There’s a downside to crowdfunding, which is part of the reason I’m picky about what I back: Even if something sounds awesome, the odds of it actually being good can be low if it’s an unknown quantity.
That said, I don’t regret the dollar I gave to Iron Sky, a movie about Nazis hiding on the moon directed by a Finnish guy who made his name making ridiculous Star Trek parodies, for a minute. Not because the movie will be a classic, but because I want to live in a world where a movie like this exists and I can spring it on my friends.
That said, it’s doing about as well with critics as you’d expect a movie about moon Nazis directed by some Finnish guy you’ve never heard of.

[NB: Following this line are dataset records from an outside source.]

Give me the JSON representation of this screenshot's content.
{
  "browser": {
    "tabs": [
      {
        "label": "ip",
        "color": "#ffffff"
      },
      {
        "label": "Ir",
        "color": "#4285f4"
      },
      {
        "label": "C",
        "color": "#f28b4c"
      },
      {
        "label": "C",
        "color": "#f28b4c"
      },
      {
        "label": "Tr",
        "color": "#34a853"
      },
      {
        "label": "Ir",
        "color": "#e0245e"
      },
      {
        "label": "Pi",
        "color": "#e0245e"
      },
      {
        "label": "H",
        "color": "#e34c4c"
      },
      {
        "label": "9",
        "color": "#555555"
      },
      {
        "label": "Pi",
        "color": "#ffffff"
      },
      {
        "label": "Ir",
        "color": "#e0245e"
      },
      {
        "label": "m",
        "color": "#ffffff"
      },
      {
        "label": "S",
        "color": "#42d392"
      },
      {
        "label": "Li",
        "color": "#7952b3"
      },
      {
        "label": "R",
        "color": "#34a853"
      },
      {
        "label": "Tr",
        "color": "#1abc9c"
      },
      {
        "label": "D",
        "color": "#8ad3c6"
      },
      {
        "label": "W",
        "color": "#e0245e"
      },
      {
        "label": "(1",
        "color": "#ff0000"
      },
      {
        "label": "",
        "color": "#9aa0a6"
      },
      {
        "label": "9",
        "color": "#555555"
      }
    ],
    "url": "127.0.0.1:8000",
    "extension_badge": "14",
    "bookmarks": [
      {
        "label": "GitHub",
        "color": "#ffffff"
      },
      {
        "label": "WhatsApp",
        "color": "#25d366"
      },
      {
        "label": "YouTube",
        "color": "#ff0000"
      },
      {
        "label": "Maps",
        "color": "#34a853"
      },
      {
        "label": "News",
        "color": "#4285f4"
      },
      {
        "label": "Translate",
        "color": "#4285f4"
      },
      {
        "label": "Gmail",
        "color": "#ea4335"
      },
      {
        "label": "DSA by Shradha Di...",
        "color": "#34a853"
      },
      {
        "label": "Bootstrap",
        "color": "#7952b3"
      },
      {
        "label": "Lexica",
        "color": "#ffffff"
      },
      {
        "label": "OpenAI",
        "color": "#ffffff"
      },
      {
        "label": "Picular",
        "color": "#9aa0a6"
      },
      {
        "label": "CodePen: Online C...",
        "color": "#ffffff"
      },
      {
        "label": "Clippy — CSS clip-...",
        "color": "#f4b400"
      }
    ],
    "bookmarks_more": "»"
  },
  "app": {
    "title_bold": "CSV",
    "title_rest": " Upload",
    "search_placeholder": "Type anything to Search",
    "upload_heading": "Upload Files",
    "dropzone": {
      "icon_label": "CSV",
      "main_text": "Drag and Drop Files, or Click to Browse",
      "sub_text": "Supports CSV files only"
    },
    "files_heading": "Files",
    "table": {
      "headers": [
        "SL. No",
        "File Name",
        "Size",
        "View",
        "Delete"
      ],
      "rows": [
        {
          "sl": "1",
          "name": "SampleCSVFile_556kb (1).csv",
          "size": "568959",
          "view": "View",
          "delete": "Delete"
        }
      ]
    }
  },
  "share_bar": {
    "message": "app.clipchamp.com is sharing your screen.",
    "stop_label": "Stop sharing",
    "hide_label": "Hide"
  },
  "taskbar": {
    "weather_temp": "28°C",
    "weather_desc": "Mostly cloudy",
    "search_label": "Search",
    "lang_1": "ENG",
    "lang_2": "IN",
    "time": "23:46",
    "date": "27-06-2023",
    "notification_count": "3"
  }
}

Iron Sky‘s critical beating, though, has been accompanied by a fan whinefest about how their money was wasted. So what’s going on here?
There’s an unspoken expectation for a successfully crowdfunded project: Where the person takes your money and turns out a truly brilliant product that literally would not exist without you. In short, the narrative is “little guy struggles, gets help from friends, proceeds to stick it to the Man by becoming really rich.”
The problem, of course, is that crowdfunded projects tend to stink and even the good ones are unlikely to be massive hits. Seriously, just go to the Music section of Kickstarter and listen to the bands there. Some really are just small and need the support, but most of them are looking for demo money on Kickstarter for a reason.
I get the impulse. We all want to feel like tastemakers. That said… I’m baffled anybody thought this was going to be more than a cult flick.
I didn’t expect Iron Sky to be good. I just hope that small SF films don’t get hurt because people expected that giving five dollars to the Moon Nazi movie meant it would become a true classic.




I actually enjoyed the movie a lot, I know it’s not a movie that will not win Oscars altough it’s an Holocaust movie. People need to learn that they need to unplug their brains and just enjoy some movies.
I don’t know about you, but when I hear “Moon Nazis” I think “Oscar bait”.
“Moonazis” is what Rush Limbaugh calls vegans.
… The horrible part is I’m not sure whether or not you’re joking.
I wonder who would win in a fight. Nazis from the moon or Nazis from the center of the earth.
Jewish film makers.
There’s a sequel idea.
What about those zombie Nazis from that zombie Nazi movie?
Whichever ones learn to surf first.
We are all winners because this movie featured that blonde Nazi chick in a corset.
Yeah, the acting was kinda wooden. And waaay over the top. I didn’t even know that was possible!
Most of the budget went to replace all the scenery that the political consultant character chewed.